How do studios generate recurring business? The game is tough because success requires playing two different hands at the same time. The first is, "If you liked that offering, we'll have more of the same." The second is, "We're willing to take the risk of going beyond what we've done before and regularly try something ground-breaking."

The second hand tempts companies to play with digital media, which they eventually will be able to do. But initially it is more important to concentrate on the quality of their basic materials.

How about recording and promoting more music that sounds different from that which was released 30 years ago (a time that was by no means a golden age in recording)? Suppose that a movie studio, seeing a competitor release a successful film, said, "Good for them, we'll find our own way to compete" instead of, "We have to base our next 20 films on the formula that worked for that other guy?" Everybody talks about generating excitement, but the most fulfilling types of excitement take time to build.

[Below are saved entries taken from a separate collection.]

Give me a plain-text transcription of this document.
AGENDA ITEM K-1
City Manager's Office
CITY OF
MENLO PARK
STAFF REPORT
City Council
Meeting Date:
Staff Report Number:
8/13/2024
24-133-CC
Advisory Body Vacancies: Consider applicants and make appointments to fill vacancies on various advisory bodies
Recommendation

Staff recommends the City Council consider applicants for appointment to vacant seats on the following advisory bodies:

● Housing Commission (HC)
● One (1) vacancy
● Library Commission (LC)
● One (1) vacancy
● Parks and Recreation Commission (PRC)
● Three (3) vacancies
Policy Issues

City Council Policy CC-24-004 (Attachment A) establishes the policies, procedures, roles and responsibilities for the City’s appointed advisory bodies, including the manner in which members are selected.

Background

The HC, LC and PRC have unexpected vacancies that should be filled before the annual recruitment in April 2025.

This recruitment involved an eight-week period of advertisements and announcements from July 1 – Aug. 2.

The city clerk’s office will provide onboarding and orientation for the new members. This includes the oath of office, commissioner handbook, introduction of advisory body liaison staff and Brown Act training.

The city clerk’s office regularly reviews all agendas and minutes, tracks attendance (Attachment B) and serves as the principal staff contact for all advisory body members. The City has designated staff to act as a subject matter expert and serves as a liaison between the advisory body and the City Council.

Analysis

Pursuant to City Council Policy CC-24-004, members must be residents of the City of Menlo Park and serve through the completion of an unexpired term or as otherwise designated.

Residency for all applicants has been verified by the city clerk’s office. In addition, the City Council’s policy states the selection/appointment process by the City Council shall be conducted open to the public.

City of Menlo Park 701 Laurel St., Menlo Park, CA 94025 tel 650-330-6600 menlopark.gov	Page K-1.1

Eventually, studios may relinquish their controlling roles, in which all creative artists are reduced to puppets, and act more like services that can be chosen freely by the artists.

Enhance Old Models

Companies should learn from many of the practices they observe, instead of squelching them. Do music listeners like to select songs from many different CDs and combine them into one? Companies can offer this service through a just-in-time manufacturing system.

When you buy a CD today, you're lucky to get even lyrics. An illegal copy contains just as much information as the original. When I was young, LPs might contain posters, booklets, and even full scores of classical music. That was the ultimate in reaching out to the high end. Music studios should consider returning to this form of marketing, which offers customers a more compelling product and another reason to buy.